Discussion in 'The Projects Forum' started by fluxcapacitor, Sep 12, 2011.

  1. fluxcapacitor

    Thread Starter New Member

    Sep 12, 2011
    3
    0
    Hello, My question is, can I connect :
    • 12v battery to:
    • 12v-> 24v 150w step up converter/booster to:
    • 24v dc motor speed controller to drive:
    • Permanent mag 150w 12/24v DC motor?
    My current data is 9Amp DC @ 12vdc no load, up to 16A full load

    What will be my input current if I use the booster? + 10%? , will the output current @ 24vDC be less @ 150w eg 6.25A?

    The booster & DC motor drive are on ebay, from China any feedback?

    What would be your main concern /s with the above application?

    The main purpose of this is only to increase the output speed of the motor.

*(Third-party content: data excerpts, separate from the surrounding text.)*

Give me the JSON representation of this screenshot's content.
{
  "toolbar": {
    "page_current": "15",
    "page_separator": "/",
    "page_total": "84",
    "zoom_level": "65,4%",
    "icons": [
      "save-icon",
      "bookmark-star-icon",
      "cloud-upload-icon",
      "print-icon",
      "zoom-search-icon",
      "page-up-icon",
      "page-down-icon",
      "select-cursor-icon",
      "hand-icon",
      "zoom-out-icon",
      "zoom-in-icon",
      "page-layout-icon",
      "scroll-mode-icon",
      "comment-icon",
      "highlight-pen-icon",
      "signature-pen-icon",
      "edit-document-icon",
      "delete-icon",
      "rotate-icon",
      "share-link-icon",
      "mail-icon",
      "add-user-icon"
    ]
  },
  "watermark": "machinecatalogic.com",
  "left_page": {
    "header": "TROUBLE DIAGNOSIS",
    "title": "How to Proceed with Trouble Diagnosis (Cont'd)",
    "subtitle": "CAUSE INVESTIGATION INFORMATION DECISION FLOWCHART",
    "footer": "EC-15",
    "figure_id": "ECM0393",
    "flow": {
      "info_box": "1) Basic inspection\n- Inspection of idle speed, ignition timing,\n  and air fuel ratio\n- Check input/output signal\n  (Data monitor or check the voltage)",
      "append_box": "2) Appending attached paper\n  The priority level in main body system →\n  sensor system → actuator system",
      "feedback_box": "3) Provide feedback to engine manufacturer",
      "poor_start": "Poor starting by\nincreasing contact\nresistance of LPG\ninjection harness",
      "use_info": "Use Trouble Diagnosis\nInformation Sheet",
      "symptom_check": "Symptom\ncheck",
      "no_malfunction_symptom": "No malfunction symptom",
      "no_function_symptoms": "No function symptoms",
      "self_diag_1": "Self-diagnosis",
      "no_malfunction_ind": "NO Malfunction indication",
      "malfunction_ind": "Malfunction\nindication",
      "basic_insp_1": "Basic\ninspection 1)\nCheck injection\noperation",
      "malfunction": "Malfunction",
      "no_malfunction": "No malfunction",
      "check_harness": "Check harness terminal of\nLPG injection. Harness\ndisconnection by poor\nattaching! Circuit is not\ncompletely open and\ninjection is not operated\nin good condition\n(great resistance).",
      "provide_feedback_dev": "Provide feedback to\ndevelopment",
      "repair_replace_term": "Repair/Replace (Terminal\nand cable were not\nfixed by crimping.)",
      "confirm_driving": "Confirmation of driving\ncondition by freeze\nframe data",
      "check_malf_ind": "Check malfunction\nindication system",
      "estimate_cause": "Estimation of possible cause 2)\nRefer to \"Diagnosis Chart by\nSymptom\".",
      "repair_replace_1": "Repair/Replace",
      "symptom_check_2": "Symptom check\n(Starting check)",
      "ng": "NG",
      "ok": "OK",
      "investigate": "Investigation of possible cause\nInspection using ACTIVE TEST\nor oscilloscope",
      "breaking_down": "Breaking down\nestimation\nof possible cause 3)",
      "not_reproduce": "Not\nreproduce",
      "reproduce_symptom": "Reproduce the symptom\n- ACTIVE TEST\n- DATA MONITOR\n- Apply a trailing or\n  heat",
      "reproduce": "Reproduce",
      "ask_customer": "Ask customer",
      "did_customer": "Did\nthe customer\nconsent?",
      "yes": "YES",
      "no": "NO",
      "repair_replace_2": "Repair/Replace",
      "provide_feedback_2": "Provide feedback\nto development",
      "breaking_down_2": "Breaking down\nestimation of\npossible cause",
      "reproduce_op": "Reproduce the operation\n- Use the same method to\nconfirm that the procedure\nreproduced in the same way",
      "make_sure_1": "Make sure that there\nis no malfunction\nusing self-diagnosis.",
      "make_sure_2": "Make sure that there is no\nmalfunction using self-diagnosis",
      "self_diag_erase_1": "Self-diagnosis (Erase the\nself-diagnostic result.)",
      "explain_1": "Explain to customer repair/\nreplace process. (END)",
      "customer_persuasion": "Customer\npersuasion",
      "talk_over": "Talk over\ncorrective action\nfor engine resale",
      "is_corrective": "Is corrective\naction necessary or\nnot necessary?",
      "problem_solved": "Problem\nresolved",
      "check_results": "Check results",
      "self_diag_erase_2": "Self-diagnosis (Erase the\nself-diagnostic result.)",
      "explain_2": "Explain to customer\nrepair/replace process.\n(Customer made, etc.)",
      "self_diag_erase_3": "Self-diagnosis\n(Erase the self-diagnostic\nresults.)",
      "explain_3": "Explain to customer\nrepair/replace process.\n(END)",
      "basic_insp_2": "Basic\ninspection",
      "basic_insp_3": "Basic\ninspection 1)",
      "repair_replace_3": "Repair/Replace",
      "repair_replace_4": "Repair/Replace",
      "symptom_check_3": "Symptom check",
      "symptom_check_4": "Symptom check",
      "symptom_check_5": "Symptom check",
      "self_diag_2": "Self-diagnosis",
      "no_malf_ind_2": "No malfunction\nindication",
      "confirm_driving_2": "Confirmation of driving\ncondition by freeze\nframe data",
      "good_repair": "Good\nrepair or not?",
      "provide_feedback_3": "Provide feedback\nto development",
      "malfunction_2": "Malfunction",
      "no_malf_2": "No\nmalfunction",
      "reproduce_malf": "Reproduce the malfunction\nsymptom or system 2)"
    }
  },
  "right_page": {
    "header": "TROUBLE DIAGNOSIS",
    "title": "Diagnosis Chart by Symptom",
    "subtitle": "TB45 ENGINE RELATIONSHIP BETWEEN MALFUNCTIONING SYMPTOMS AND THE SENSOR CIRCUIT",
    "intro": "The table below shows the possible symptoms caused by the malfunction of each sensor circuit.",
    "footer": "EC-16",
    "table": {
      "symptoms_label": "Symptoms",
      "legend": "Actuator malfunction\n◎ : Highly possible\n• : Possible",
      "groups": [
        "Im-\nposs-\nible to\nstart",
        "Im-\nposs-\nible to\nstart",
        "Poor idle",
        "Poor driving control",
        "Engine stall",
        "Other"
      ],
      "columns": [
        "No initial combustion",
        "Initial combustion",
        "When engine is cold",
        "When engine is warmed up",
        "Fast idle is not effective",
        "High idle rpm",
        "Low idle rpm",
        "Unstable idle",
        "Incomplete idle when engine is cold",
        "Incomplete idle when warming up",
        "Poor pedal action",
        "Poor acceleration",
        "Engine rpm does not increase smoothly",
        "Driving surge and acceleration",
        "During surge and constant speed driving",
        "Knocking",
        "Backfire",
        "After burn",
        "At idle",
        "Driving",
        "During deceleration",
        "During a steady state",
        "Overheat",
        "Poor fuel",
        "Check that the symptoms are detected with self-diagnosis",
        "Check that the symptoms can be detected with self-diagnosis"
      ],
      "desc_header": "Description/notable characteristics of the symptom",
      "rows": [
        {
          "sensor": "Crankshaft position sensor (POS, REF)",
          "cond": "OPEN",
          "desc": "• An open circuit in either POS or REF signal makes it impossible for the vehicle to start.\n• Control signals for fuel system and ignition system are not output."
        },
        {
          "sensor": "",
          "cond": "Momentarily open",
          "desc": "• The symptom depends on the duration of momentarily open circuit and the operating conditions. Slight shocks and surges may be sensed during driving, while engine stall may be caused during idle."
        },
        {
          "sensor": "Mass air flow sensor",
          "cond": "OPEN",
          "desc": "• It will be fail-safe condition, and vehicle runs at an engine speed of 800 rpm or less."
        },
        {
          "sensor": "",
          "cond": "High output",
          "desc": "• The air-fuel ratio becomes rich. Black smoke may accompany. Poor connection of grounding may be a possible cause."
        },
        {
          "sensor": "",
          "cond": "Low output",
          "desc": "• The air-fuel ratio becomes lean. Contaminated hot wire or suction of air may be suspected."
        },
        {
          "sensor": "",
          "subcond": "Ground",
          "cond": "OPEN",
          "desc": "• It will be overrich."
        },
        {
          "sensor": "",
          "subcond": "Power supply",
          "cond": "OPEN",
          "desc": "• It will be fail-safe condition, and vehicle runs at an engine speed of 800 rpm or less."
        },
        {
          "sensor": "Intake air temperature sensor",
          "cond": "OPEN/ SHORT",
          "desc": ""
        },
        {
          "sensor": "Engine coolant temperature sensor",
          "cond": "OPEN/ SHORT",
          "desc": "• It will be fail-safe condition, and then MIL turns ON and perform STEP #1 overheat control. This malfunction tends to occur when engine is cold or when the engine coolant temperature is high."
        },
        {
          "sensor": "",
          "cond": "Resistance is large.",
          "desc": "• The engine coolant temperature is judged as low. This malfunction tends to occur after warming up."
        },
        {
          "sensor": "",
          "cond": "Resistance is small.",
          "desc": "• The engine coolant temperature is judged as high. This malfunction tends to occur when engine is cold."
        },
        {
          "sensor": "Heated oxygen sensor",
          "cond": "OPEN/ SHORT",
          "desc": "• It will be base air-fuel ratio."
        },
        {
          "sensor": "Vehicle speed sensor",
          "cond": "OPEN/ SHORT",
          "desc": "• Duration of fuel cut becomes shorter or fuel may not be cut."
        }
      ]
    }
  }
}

    Any help would be well appreciated.
    Thankyou
     
  2. fluxcapacitor

    Thread Starter New Member

    Sep 12, 2011
    3
    0
  3. SgtWookie

    Expert

    Jul 17, 2007
    22,182
    1,728
    The DC-DC converter you're considering won't be able to handle the current requirement when the motor is under load even at 12v; 12v*16A = 192 Watts.

    You'd probably need a 800W or greater supply.
     
  4. fluxcapacitor

    Thread Starter New Member

    Sep 12, 2011
    3
    0
    Thankyou SgtWookie,

    So our main concern would be the capacity of the DC-DC converter.

    I understand that bigger is better for may reasons but my application does not need to be continuously rated.

    It will only run for about 20-30 sec @ no load (only g/box) with 24v supply. I can use relays to change direction and connect 12v direct from the battery to run the motor under load. (in the other direction)

    Im trying to speed up the loose return of a rope/sling on a conveyer.

    Would a 360W cope? or burn in 10sec?

    DC/DC Converter Regulator 12V Step Up to 24V – 15A 360W
     
  5. SgtWookie

    Expert

    Jul 17, 2007
    22,182
    1,728
    When you first apply power to the motor, it will draw as much current as if the rotor were locked for a few moments. As the rotor gains RPMs, the load current will decrease. However, I have no way of knowing how that supply will react with such an overload. It may completely shut down, or it might "crowbar" the output until the load decreases, or do something else. The advertisement claims that it's protected against overload/over current and that it will recover automatically, but doesn't say what actually happens to the output when it's overloaded.